唐家坚守文人风骨,骨头硬得很,让他们配合我们设局,只怕是难。
那若是我们,模仿唐老太爷的字迹呢?
若是被对方看出来,我担心会打草惊蛇。
这也不行那也不行,那我们就坐以待毙了吗?
萧璟渊按住你的肩膀, 你别激动,依我看,我得亲自去南方一趟。知己知彼,才能百战不殆,不是吗?
你自己去吗?
我带上一队人马,顺便护送那些能有千倍产量的“奇种”到南方,督促他们种下去。
也好,平内乱顾民生,两者都要辛苦你了。
不辛苦,只是我之前答应你开春“南巡”,这次只怕要食言了。
又是雪灾又是叛乱,我哪有心情“南巡”,罢了吧?
这次就当我是去帮你探路的,沿途有什么好风景我都会记下来,待到国泰民安,我再带你慢慢游览,可好?
只要你平安归来,什么都好。
我答应你,一定平安,我不在京的日子,帮我照顾好陛下。
关于陛下,我想知道……为何先帝待他不好?陛下说,是因为先帝觉得他的降生害死了他娘,可是真正害死元后的,难道不是先帝滥杀无辜的消息吗?
在瑞宸很小的时候,皇兄是很宠爱他的,甚至一度将他视为余生的寄托。后来皇兄在朝臣的劝说下续弦了第二任皇后苏氏,苏氏照顾年幼的景阳,在皇兄面前玩笑说瑞宸与皇兄长得并不相像,猜测瑞宸是像他娘。皇兄一怒之下,竟杀了苏氏。
恼羞成怒?这脾气倒是和萧瑞宸一模一样。
瑞宸长得不像皇兄,有些像元后,但更要命的是,他长得神似陈宣直!
难……难道元后和陈宣直旧情复燃了?
皇兄抱得美人归后,将人守得密不透风,他们是无论如何都不可能有机会私通的。
皇兄自己知道自己的防护有多严密,他坚信瑞宸是自己的儿子,可是瑞宸慢慢长大,一日比一日更像陈宣直,皇兄对他是又爱又恨。
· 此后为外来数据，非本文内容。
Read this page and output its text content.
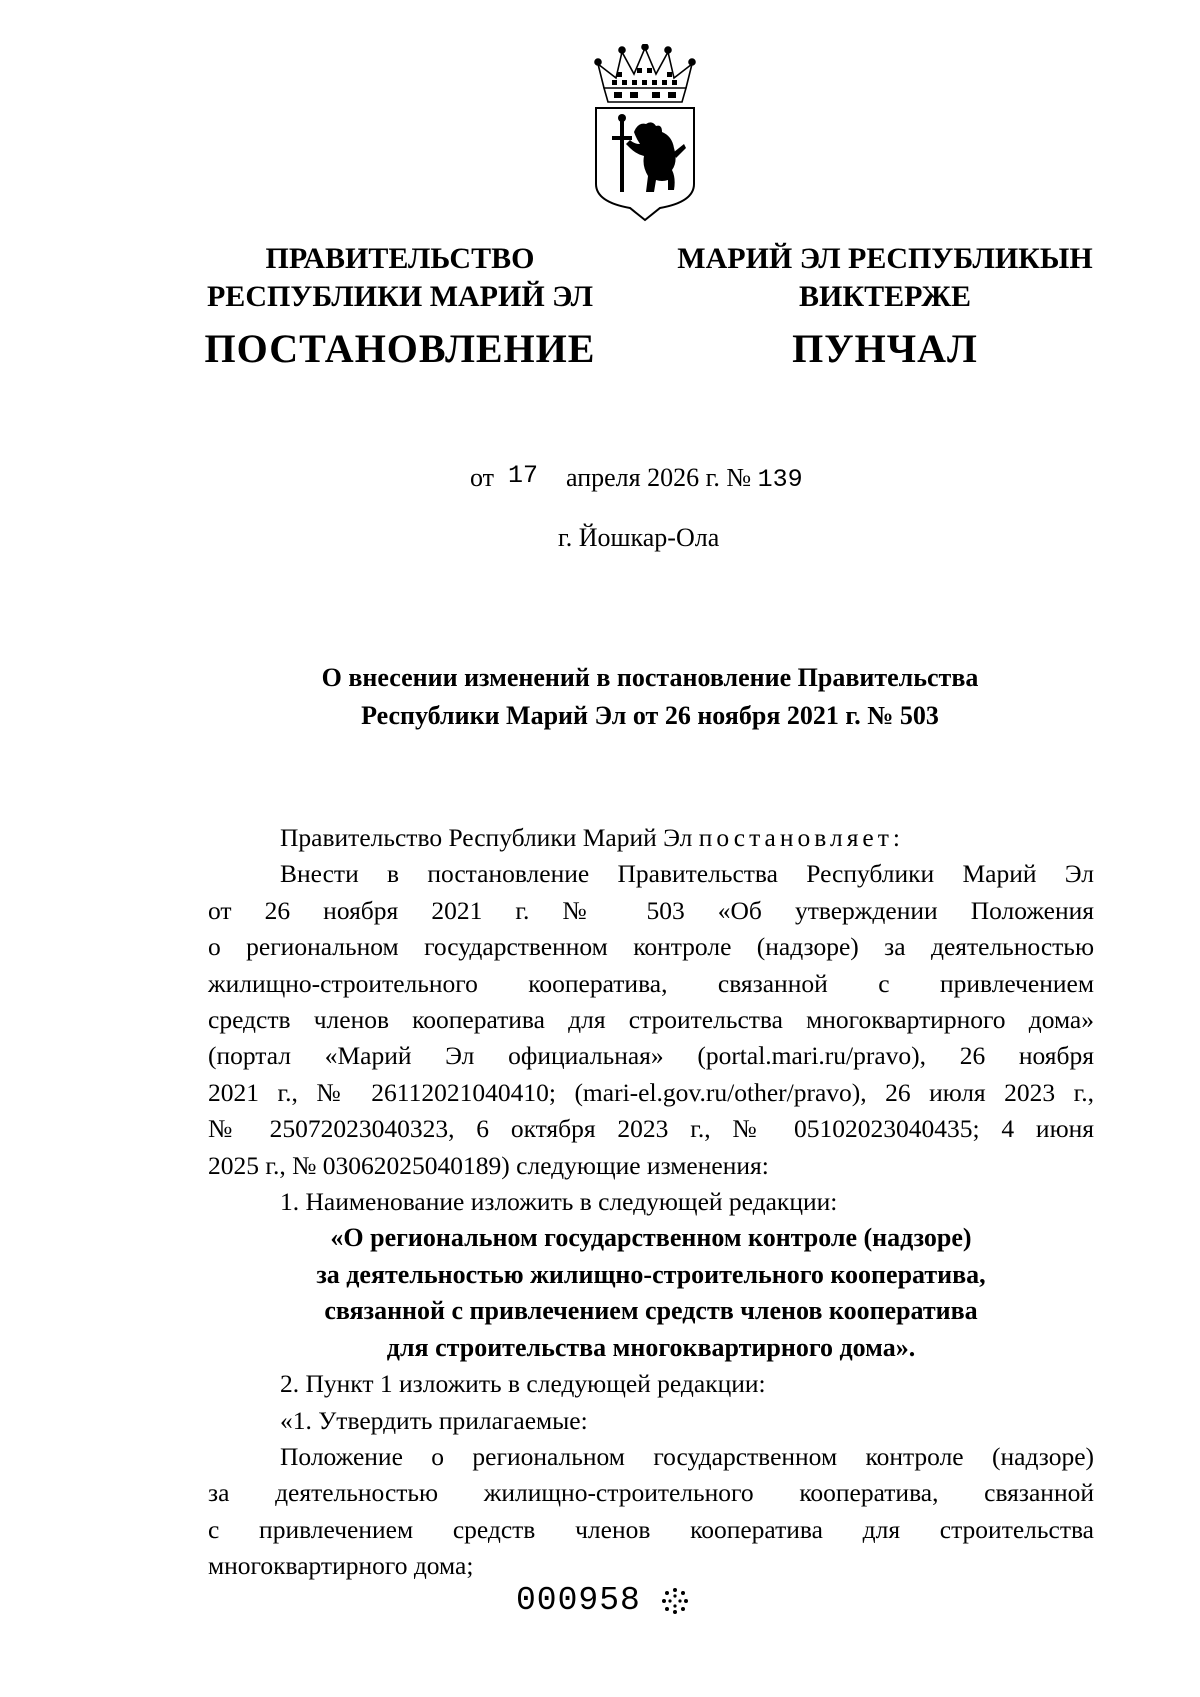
ПРАВИТЕЛЬСТВО
РЕСПУБЛИКИ МАРИЙ ЭЛ
МАРИЙ ЭЛ РЕСПУБЛИКЫН
ВИКТЕРЖЕ
ПОСТАНОВЛЕНИЕ	ПУНЧАЛ
от 17 апреля 2026 г. № 139
г. Йошкар-Ола
О внесении изменений в постановление Правительства
Республики Марий Эл от 26 ноября 2021 г. № 503

Правительство Республики Марий Эл постановляет:

Внести в постановление Правительства Республики Марий Эл

от 26 ноября 2021 г. № 503 «Об утверждении Положения

о региональном государственном контроле (надзоре) за деятельностью

жилищно-строительного кооператива, связанной с привлечением

средств членов кооператива для строительства многоквартирного дома»

(портал «Марий Эл официальная» (portal.mari.ru/pravo), 26 ноября

2021 г., № 26112021040410; (mari-el.gov.ru/other/pravo), 26 июля 2023 г.,

№ 25072023040323, 6 октября 2023 г., № 05102023040435; 4 июня

2025 г., № 03062025040189) следующие изменения:

1. Наименование изложить в следующей редакции:

«О региональном государственном контроле (надзоре)

за деятельностью жилищно-строительного кооператива,

связанной с привлечением средств членов кооператива

для строительства многоквартирного дома».

2. Пункт 1 изложить в следующей редакции:

«1. Утвердить прилагаемые:

Положение о региональном государственном контроле (надзоре)

за деятельностью жилищно-строительного кооператива, связанной

с привлечением средств членов кооператива для строительства

многоквартирного дома;

000958
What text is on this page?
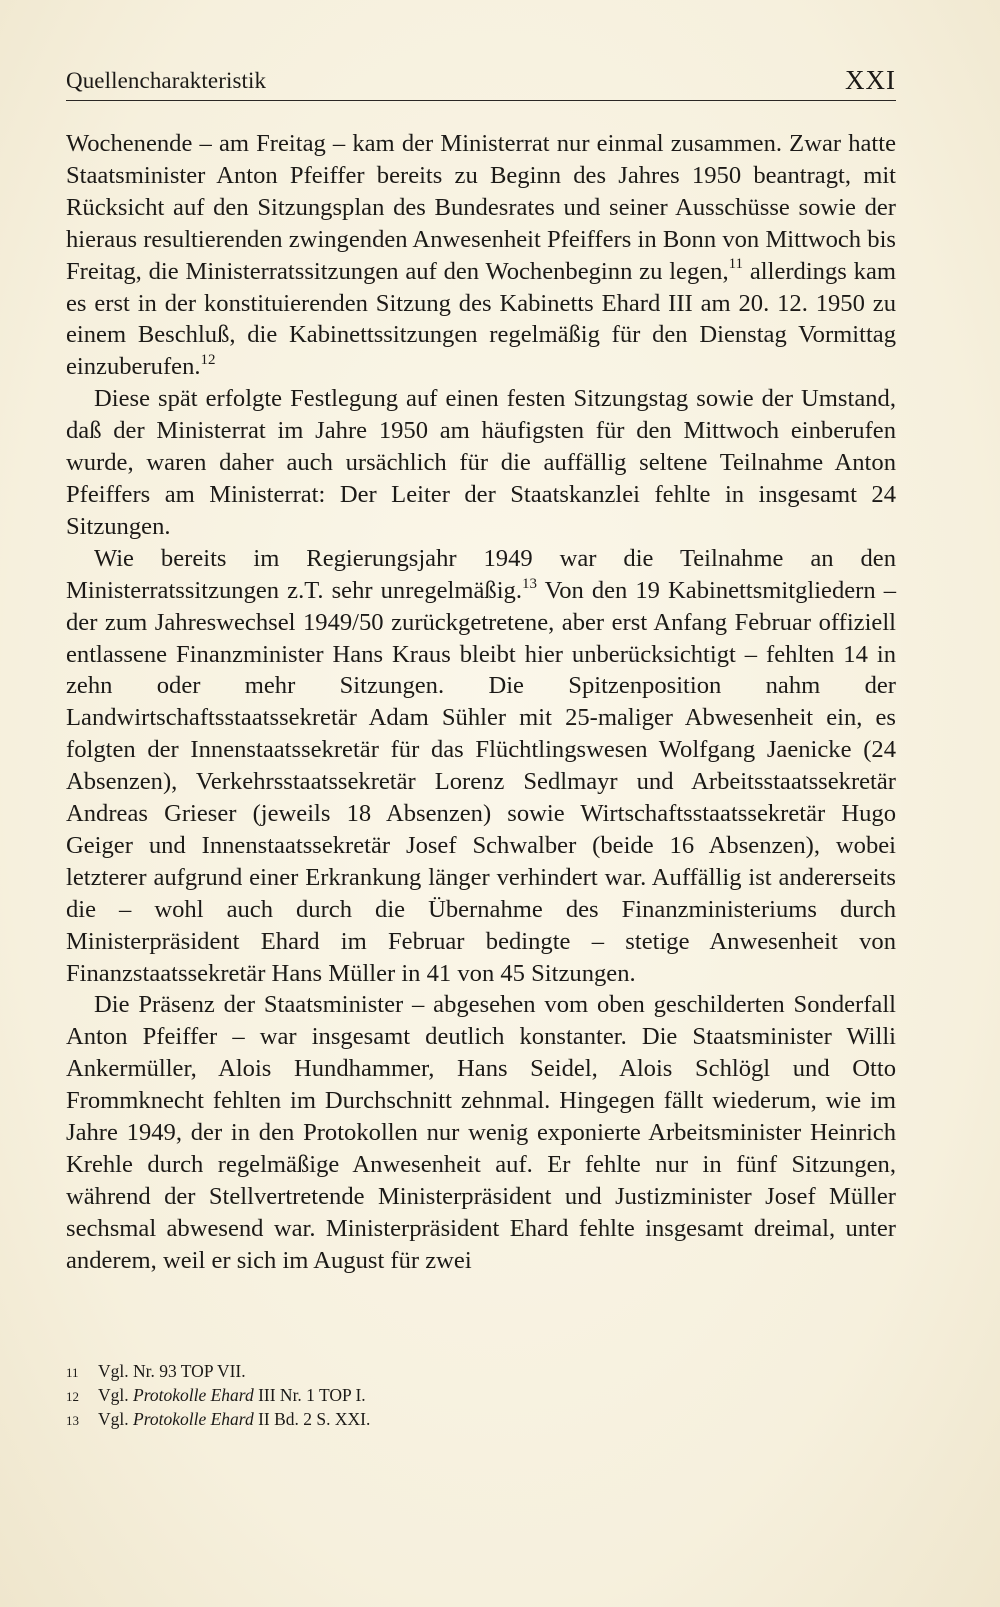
Quellencharakteristik	XXI

Wochenende – am Freitag – kam der Ministerrat nur einmal zusammen. Zwar hatte Staatsminister Anton Pfeiffer bereits zu Beginn des Jahres 1950 beantragt, mit Rücksicht auf den Sitzungsplan des Bundesrates und seiner Ausschüsse sowie der hieraus resultierenden zwingenden Anwesenheit Pfeiffers in Bonn von Mittwoch bis Freitag, die Ministerratssitzungen auf den Wochenbeginn zu legen,$^{11}$ allerdings kam es erst in der konstituierenden Sitzung des Kabinetts Ehard III am 20. 12. 1950 zu einem Beschluß, die Kabinettssitzungen regelmäßig für den Dienstag Vormittag einzuberufen.$^{12}$

Diese spät erfolgte Festlegung auf einen festen Sitzungstag sowie der Umstand, daß der Ministerrat im Jahre 1950 am häufigsten für den Mittwoch einberufen wurde, waren daher auch ursächlich für die auffällig seltene Teilnahme Anton Pfeiffers am Ministerrat: Der Leiter der Staatskanzlei fehlte in insgesamt 24 Sitzungen.

Wie bereits im Regierungsjahr 1949 war die Teilnahme an den Ministerratssitzungen z.T. sehr unregelmäßig.$^{13}$ Von den 19 Kabinettsmitgliedern – der zum Jahreswechsel 1949/50 zurückgetretene, aber erst Anfang Februar offiziell entlassene Finanzminister Hans Kraus bleibt hier unberücksichtigt – fehlten 14 in zehn oder mehr Sitzungen. Die Spitzenposition nahm der Landwirtschaftsstaatssekretär Adam Sühler mit 25-maliger Abwesenheit ein, es folgten der Innenstaatssekretär für das Flüchtlingswesen Wolfgang Jaenicke (24 Absenzen), Verkehrsstaatssekretär Lorenz Sedlmayr und Arbeitsstaatssekretär Andreas Grieser (jeweils 18 Absenzen) sowie Wirtschaftsstaatssekretär Hugo Geiger und Innenstaatssekretär Josef Schwalber (beide 16 Absenzen), wobei letzterer aufgrund einer Erkrankung länger verhindert war. Auffällig ist andererseits die – wohl auch durch die Übernahme des Finanzministeriums durch Ministerpräsident Ehard im Februar bedingte – stetige Anwesenheit von Finanzstaatssekretär Hans Müller in 41 von 45 Sitzungen.

Die Präsenz der Staatsminister – abgesehen vom oben geschilderten Sonderfall Anton Pfeiffer – war insgesamt deutlich konstanter. Die Staatsminister Willi Ankermüller, Alois Hundhammer, Hans Seidel, Alois Schlögl und Otto Frommknecht fehlten im Durchschnitt zehnmal. Hingegen fällt wiederum, wie im Jahre 1949, der in den Protokollen nur wenig exponierte Arbeitsminister Heinrich Krehle durch regelmäßige Anwesenheit auf. Er fehlte nur in fünf Sitzungen, während der Stellvertretende Ministerpräsident und Justizminister Josef Müller sechsmal abwesend war. Ministerpräsident Ehard fehlte insgesamt dreimal, unter anderem, weil er sich im August für zwei

11	Vgl. Nr. 93 TOP VII.
12	Vgl. Protokolle Ehard III Nr. 1 TOP I.
13	Vgl. Protokolle Ehard II Bd. 2 S. XXI.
有时他想起妻子,会抱着瑞宸哭,有时又会用鞭子棍子将瑞宸暴打一顿。有时他会一字一句地教瑞宸念书,但转眼就将墨汁泼他一脸,甚至拿沉甸甸的砚台砸他的头。有时候瑞宸被他搂在怀里睡觉,但梦中转醒却看见亲爹正坐在床边上阴恻恻地擦剑。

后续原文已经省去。